Mas, é o próprio Espinosa que o diz, aqui no livro de Yalom:
“Portanto, também é verdade que Deus não escolheu o homem para ser especial, para estar fora das leis da Natureza. Essa ideia, creio eu, não tem nada a ver com a ordem natural, mas vem antes da nossa profunda necessidade de sermos especiais, de sermos imperecíveis.”
Os judeus afirmavam-se como o Povo Eleito, Escolhido ou Especial para forçar a sua crença nas massas. Mas Espinosa nunca aceitou tal ideia, desde logo porque nem sequer nas escrituras vem inscrito tal. Mas acima de tudo porque Espinosa acreditava que tudo era Natureza e que nesta não cabe o Especial. Tudo vem da Natureza, tudo volta à Natureza. Esta ideia de Especial, de Culto do indivíduo liga-se com a tal necessidade de se manter à superfície da Terra para todo o sempre. Só sendo-se Especial não se será esquecido. Mas como dizia Epicurus,
“A morte não é nada para nós. Quando existimos, a morte não existe; e quando a morte existe, não existimos nós. Todas as sensações e consciências terminam com a morte e, portanto, na morte não há prazer nem dor. O medo da morte surge da crença de que na morte existe consciência.”
"Eu não era, fui; já não sou, já não me importo."

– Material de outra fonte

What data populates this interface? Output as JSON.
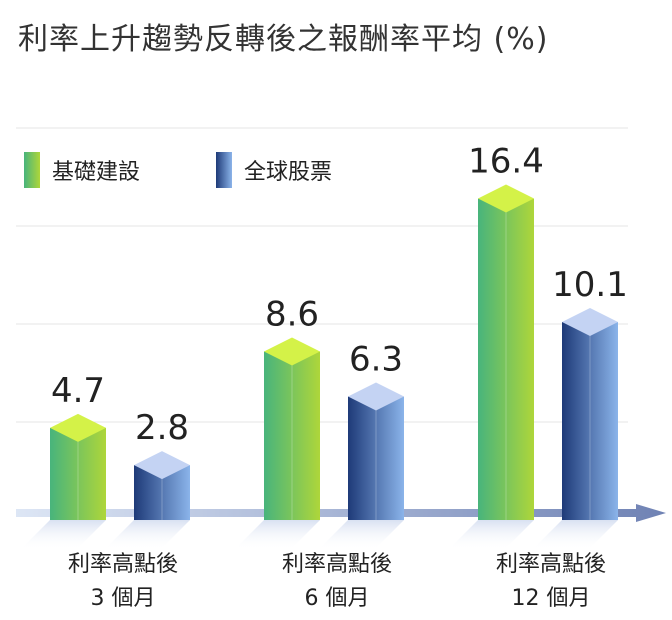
{
  "title": "利率上升趨勢反轉後之報酬率平均 (%)",
  "chart_data": {
    "type": "bar",
    "title": "利率上升趨勢反轉後之報酬率平均 (%)",
    "categories": [
      {
        "line1": "利率高點後",
        "line2": "3 個月"
      },
      {
        "line1": "利率高點後",
        "line2": "6 個月"
      },
      {
        "line1": "利率高點後",
        "line2": "12 個月"
      }
    ],
    "series": [
      {
        "name": "基礎建設",
        "values": [
          4.7,
          8.6,
          16.4
        ],
        "value_labels": [
          "4.7",
          "8.6",
          "16.4"
        ],
        "color_front_start": "#48b47c",
        "color_front_end": "#aed63a",
        "color_top": "#d4f248"
      },
      {
        "name": "全球股票",
        "values": [
          2.8,
          6.3,
          10.1
        ],
        "value_labels": [
          "2.8",
          "6.3",
          "10.1"
        ],
        "color_front_start": "#1e3a78",
        "color_front_end": "#8bb4ea",
        "color_top": "#c4d3f3"
      }
    ],
    "ylim": [
      0,
      20
    ],
    "grid": true,
    "legend": "top-left"
  }
}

No fundo, por mais impressionante que Espinosa tenha sido, bebeu bastante no exemplo de Uriel da Costa, assim como foi buscar muitas das ideias a Epicuro, Lucrécio, Aristóteles e tantos outros. Aliás, um dos focos do livro é exatamente a Biblioteca de Espinosa com mais de 150 volumes, para quem quase nada tinha, o que ele mais prezava era o legado de quem o precedeu, a partir do que podia continuar a debater e a construir as suas ideias.

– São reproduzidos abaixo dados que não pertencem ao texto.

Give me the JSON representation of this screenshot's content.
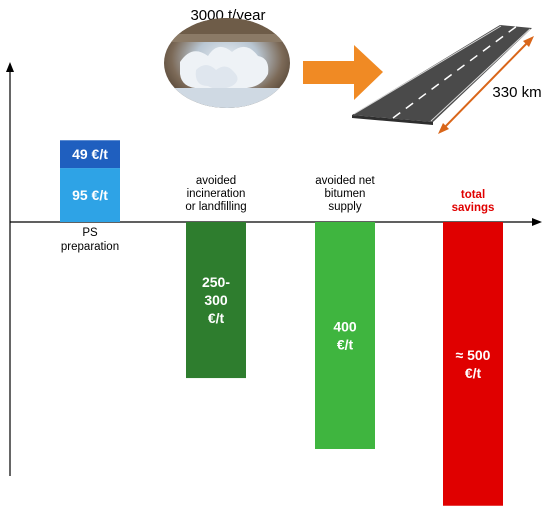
{
  "header": {
    "volume_label": "3000 t/year",
    "road_length_label": "330 km",
    "waste_image_icon": "shredded-polystyrene-image",
    "road_image_icon": "asphalt-road-image",
    "arrow_icon": "arrow-right-icon"
  },
  "colors": {
    "ps_top": "#1f5fbf",
    "ps_bottom": "#2ea3e6",
    "incineration": "#2e7d2e",
    "bitumen": "#3fb53f",
    "total": "#e00000",
    "total_label": "#e00000",
    "arrow": "#f08a24",
    "road_measure": "#d9661a"
  },
  "chart_data": {
    "type": "bar",
    "title": "",
    "xlabel": "",
    "ylabel": "",
    "unit": "€/t",
    "ylim": [
      -590,
      200
    ],
    "categories": [
      "PS preparation",
      "avoided incineration or landfilling",
      "avoided net bitumen supply",
      "total savings"
    ],
    "bars": [
      {
        "category": "PS preparation",
        "stacked": true,
        "segments": [
          {
            "value": 95,
            "label": "95 €/t",
            "color": "#2ea3e6"
          },
          {
            "value": 49,
            "label": "49 €/t",
            "color": "#1f5fbf"
          }
        ]
      },
      {
        "category": "avoided incineration or landfilling",
        "value": -275,
        "label_lines": [
          "250-",
          "300",
          "€/t"
        ],
        "color": "#2e7d2e"
      },
      {
        "category": "avoided net bitumen supply",
        "value": -400,
        "label_lines": [
          "400",
          "€/t"
        ],
        "color": "#3fb53f"
      },
      {
        "category": "total savings",
        "value": -500,
        "label_lines": [
          "≈ 500",
          "€/t"
        ],
        "color": "#e00000"
      }
    ],
    "category_labels": [
      {
        "lines": [
          "PS",
          "preparation"
        ],
        "color": "#000000",
        "bold": false
      },
      {
        "lines": [
          "avoided",
          "incineration",
          "or landfilling"
        ],
        "color": "#000000",
        "bold": false
      },
      {
        "lines": [
          "avoided net",
          "bitumen",
          "supply"
        ],
        "color": "#000000",
        "bold": false
      },
      {
        "lines": [
          "total",
          "savings"
        ],
        "color": "#e00000",
        "bold": true
      }
    ],
    "grid": false,
    "legend": "none"
  }
}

“Porque ninguém, na realidade é mais escravo do que aquele que se deixa arrastar pelos prazeres e é incapaz de ver ou fazer seja o que for que lhe seja útil; pelo contrário, só é livre aquele que sem reservas se deixa conduzir unicamente pela razão” Espinosa in "Tratado Teológico-Político"
Esta minha crítica ao livro foi proporcionada pelo próprio livro, já que Yalom não se limita a falar de Espinosa, ele coloca o mesmo em confronto com o nazismo que bebeu nas suas ideias para criar a sua própria doutrina, subvertendo totalmente o legado de Espinosa. Os nazis não compreendiam como Espinosa poderia ter sido tão iluminado, imensamente respeitado por grandes nomes da história da Alemanha, e ao mesmo tempo ser judeu. Por isso, de forma execrável, fizeram uso do trabalho de Espinosa, dos seus argumentos sobre a religião e o judaísmo para atacar os judeus, mas colocando-se a si mesmos no lugar da Raça Especial.

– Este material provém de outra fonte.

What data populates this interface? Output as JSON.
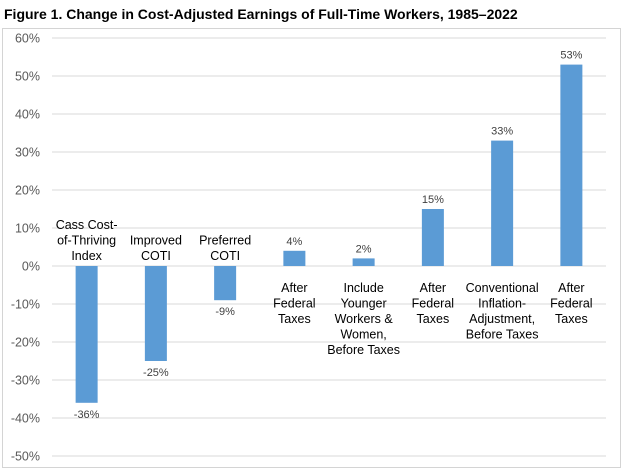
{
  "title": "Figure 1. Change in Cost-Adjusted Earnings of Full-Time Workers, 1985–2022",
  "colors": {
    "bar": "#5b9bd5",
    "grid": "#d9d9d9",
    "zero_line": "#d9d9d9"
  },
  "chart_data": {
    "type": "bar",
    "title": "Figure 1. Change in Cost-Adjusted Earnings of Full-Time Workers, 1985–2022",
    "xlabel": "",
    "ylabel": "",
    "ylim": [
      -50,
      60
    ],
    "ytick_step": 10,
    "ytick_labels": [
      "60%",
      "50%",
      "40%",
      "30%",
      "20%",
      "10%",
      "0%",
      "-10%",
      "-20%",
      "-30%",
      "-40%",
      "-50%"
    ],
    "grid": true,
    "legend": "none",
    "categories": [
      [
        "Cass Cost-",
        "of-Thriving",
        "Index"
      ],
      [
        "Improved",
        "COTI"
      ],
      [
        "Preferred",
        "COTI"
      ],
      [
        "After",
        "Federal",
        "Taxes"
      ],
      [
        "Include",
        "Younger",
        "Workers &",
        "Women,",
        "Before Taxes"
      ],
      [
        "After",
        "Federal",
        "Taxes"
      ],
      [
        "Conventional",
        "Inflation-",
        "Adjustment,",
        "Before Taxes"
      ],
      [
        "After",
        "Federal",
        "Taxes"
      ]
    ],
    "values": [
      -36,
      -25,
      -9,
      4,
      2,
      15,
      33,
      53
    ],
    "value_labels": [
      "-36%",
      "-25%",
      "-9%",
      "4%",
      "2%",
      "15%",
      "33%",
      "53%"
    ]
  }
}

"A atividade mais elevada que um ser humano pode atingir é aprender a compreender, porque compreender é ser livre." Espinosa in "Ética"
Este trabalho de fusão entre a história de Espinosa e o nascimento da ideologia do nazismo levanta ainda uma outra questão que Yalom não discute mas é por demais evidente. À medida que Yalom vai romantizando o trabalho de Alfred Rosenberg, torna-se inevitável pensarmos sobre as razões por que não foi banida a obra de Houston Stewart Chamberlain? Se ela não tivesse chegado às mãos de Rosenberg, teríamos alguma vez chegado a ter um nazismo tão obcecado com a raça? Contudo, pouco depois, quando vemos os livros de Espinosa serem banidos pelos judeus e pelos cristãos, mesmo tendo sido publicados de forma anónima, a resposta torna-se óbvia.
Para fechar o texto, dizer que o livro de Yalom pode não ser, ou não parecer, brilhante, mas tendo em conta tudo aquilo que nos dá a conhecer e o modo como nos instiga a refletir, por demais evidente no meu texto acima, torna-se difícil não recomendar a sua leitura. Para mim, foi essencial porque antes de voltar a tentar ler "Ética" (1677), vou seguir a recomendação de ler primeiro o "Tratado Teológico-Político".